De Nederlandse schrijver
Dirk Van Weelden wisselt in zijn oeuvre hoogtes en laagtes af. Minder intrigerend dan de essaybundel
De straatsofa, maar best wel interessant is
Het middel. De roman begint als een avontuurlijke strip en eindigt als bildungs- en ideeënroman. De structuur is glashelder: drie delen die in tien hoofdstukken onderverdeeld zijn.
Protagonist is de weinig daadkrachtige kantoorboekhandelaar Victor Tamboeli, een Nederlander met een Marokkaanse vader. Hij lijdt aan een hoogst zeldzame en mysterieuze ziekte. Een voor een verliest hij spontaan zijn ledematen. Dit gebeurt pijnlos en zonder enig bloedvergieten. De medische specialisten breken zich het hoofd over deze aandoening en vermogen niks. Wanneer hij op die manier ook zijn linkerbalzak verliest, besluit hij om eindelijk de koe bij de horens te vatten.
Zijn zaak is ondertussen failliet en zijn vriendin staat op het punt om hem de bons te geven. Dit letterlijk uit mekaar vallen moet stopgezet worden. Samen met Jorge, die aan dezelfde aandoening lijdt, onderneemt hij een Odyssee in het woeste oosten van Nederland, een imaginaire woestenij die volledig geïsoleerd is van de moderne maatschappij. Het doel van deze zoektocht is de Mutóplant te vinden, die volgens oude manuscripten aanwijzingen een natuurlijk geneesmiddel is tegen het snelle verval van hun lichamen. Van deze lichtgevende plant zou immers een geneeskrachtig poeder bereid kunnen worden.
Tijdens hun zoektocht worden de twee mannen vergezeld door de jonge wetenschapper Vera, die de invloed van Mutó op de hersenen bestudeert. Hun tocht eindigt echter abrupt als ze door een utopische sekte overmeesterd worden en in de "Enclave" gevangen gehouden worden. Deze Enclave van de Wijsheid Academie heeft als doel hoger ontwikkelde mensen te creëren door het toedienen van synthetische levenservaring.
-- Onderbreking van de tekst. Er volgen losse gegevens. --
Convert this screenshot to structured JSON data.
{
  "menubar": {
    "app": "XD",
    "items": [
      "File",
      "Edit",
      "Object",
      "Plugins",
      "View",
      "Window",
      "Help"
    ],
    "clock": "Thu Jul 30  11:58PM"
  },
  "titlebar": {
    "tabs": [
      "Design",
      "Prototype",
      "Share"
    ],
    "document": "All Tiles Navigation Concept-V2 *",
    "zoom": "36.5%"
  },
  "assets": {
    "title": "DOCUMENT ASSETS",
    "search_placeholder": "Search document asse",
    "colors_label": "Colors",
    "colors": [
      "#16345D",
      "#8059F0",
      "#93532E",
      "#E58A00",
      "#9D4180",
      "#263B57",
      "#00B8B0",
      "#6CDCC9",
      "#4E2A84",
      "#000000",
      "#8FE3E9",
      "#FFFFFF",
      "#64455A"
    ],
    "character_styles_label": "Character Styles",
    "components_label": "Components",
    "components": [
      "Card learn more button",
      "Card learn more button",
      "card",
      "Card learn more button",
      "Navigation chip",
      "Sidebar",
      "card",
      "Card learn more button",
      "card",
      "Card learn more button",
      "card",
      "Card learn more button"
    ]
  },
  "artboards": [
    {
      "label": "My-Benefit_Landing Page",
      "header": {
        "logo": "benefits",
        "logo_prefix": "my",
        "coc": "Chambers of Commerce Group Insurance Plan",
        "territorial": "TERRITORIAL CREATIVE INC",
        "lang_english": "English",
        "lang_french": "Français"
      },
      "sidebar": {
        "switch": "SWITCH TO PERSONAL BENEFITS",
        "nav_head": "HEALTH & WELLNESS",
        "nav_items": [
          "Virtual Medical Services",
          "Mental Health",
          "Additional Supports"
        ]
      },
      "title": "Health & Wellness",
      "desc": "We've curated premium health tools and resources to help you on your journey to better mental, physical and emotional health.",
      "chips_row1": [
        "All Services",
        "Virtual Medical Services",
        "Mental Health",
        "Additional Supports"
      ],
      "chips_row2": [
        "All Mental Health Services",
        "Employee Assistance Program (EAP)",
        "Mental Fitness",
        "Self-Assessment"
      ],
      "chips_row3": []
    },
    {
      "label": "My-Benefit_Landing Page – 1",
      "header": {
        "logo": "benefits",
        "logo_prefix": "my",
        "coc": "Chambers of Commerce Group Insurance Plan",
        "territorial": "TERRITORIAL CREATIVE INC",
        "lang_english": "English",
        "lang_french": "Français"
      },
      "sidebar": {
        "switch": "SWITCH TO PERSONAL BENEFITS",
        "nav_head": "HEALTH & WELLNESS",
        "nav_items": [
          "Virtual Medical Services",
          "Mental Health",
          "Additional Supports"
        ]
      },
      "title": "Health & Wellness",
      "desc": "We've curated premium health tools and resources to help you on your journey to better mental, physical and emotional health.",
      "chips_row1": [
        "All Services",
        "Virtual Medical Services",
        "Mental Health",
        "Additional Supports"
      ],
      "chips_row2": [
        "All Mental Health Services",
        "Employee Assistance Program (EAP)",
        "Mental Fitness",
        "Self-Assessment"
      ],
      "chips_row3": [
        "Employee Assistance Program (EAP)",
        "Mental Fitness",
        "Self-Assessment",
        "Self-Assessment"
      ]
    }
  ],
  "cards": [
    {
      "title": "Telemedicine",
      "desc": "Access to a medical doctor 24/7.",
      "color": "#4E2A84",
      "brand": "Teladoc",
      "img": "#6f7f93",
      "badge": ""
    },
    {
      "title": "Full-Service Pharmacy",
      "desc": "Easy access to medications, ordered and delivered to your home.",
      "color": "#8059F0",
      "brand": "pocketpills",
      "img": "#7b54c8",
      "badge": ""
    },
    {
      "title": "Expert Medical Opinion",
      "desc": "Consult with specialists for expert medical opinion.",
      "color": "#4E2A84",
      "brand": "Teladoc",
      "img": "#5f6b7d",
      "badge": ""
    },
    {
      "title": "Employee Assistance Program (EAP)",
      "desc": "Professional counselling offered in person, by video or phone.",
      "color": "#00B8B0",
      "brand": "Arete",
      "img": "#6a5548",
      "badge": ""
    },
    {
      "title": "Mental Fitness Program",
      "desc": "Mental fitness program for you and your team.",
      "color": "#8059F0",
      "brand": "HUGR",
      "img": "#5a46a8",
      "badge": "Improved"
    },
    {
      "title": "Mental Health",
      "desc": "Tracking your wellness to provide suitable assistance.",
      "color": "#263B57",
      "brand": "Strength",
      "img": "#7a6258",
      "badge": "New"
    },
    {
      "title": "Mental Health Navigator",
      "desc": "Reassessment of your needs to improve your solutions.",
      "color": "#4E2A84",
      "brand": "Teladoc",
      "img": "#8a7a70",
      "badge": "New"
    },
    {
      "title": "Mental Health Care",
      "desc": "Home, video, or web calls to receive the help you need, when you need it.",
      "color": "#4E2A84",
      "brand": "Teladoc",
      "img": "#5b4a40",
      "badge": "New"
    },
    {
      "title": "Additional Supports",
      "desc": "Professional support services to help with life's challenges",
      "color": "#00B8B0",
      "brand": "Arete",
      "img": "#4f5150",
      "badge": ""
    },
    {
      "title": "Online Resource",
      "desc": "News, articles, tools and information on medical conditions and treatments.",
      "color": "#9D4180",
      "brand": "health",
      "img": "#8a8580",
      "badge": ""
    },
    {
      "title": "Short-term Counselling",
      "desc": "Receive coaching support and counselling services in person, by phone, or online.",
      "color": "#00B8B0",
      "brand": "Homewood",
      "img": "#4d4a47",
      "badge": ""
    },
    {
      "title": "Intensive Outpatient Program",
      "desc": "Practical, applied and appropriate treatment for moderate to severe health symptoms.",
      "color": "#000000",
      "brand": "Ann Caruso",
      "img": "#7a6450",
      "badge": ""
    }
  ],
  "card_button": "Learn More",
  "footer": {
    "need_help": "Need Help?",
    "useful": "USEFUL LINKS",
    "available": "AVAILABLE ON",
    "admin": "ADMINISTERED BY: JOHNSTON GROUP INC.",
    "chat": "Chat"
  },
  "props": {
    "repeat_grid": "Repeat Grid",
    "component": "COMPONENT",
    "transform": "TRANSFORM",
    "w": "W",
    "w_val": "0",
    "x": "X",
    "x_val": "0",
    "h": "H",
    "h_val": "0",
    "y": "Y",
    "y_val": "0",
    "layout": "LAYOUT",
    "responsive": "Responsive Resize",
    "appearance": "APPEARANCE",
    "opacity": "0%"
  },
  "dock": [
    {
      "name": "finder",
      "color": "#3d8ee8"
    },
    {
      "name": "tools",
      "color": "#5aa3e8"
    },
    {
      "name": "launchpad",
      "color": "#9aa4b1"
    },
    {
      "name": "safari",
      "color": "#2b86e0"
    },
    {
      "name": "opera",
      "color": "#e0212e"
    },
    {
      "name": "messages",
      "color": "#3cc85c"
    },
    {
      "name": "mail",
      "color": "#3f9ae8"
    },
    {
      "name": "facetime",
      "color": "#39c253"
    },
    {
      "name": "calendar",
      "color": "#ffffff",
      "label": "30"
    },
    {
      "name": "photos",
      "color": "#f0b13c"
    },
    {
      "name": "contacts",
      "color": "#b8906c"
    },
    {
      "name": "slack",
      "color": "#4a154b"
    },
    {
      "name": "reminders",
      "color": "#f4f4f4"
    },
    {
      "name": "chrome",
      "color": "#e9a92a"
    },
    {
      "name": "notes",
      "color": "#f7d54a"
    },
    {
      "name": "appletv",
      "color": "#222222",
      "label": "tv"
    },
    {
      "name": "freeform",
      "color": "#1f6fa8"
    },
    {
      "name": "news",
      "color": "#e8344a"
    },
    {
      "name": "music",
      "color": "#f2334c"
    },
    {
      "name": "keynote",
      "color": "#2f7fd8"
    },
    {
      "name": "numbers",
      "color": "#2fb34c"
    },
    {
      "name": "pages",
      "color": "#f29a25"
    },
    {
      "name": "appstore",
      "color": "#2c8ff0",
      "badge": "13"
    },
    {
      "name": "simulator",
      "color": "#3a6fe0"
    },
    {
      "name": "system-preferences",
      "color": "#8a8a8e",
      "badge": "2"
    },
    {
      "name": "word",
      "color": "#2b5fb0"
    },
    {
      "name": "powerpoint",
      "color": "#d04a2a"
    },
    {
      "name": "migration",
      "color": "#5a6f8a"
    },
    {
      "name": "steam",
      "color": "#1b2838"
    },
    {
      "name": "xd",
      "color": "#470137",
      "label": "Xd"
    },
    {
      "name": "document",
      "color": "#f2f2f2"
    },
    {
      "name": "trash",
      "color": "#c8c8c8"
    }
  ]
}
"Het middel" is een breed uitwaaierende, utopische roman die thema's als 'idealisme', 'terrorisme' en 'ouderdom' aansnijdt. De verteltoon is zoals steeds bij Van Weelden erg laconiek en ongedwongen. De referenties aan zijn helden
Raymond Queneau en
W.F. Hermans zijn legio.
De Enclave als grote experimentele aaneenschakeling van gebouwen die een nieuwe wereldorde uitbeeldt, is duidelijk schatplichtig aan het futuristische
Nieuw Babylon-project van de Cobra-kunstenaar
Constant Nieuwenhuis uit de jaren '60, en ook een aantal theorieën over de symbiotische stad en de nieuwe vorm van samenleven zijn door het werk van Constant geïnspireerd. Deze veelgelaagdheid is de sterkte maar ook de zwakte van deze roman.
Het is Van Weelden duidelijk meer te doen om de metaforische uitdieping dan de intrige. Na het veertigste levensjaar gaat het ongenadig bergafwaarts, en de protagonist zoekt wanhopig naar een uitweg, naar een nieuwe levensfilosofie. De inhoudelijke en thematische verscheidenheid maakt van deze postmoderne roman geen hapklare brok. Wie een spannende voortzetting van de verhaallijn wenst, is eraan voor de moeite. Liefhebbers van filosofische uitweidingen over het verschil tussen schrijven op een typemachine of computer, worden dan wel weer op hun wenken bediend. Net zoals in "
Looptijd" en
"De straatsofa" gunt
Van Weelden ons opnieuw een blik in zijn wonderlijke universum.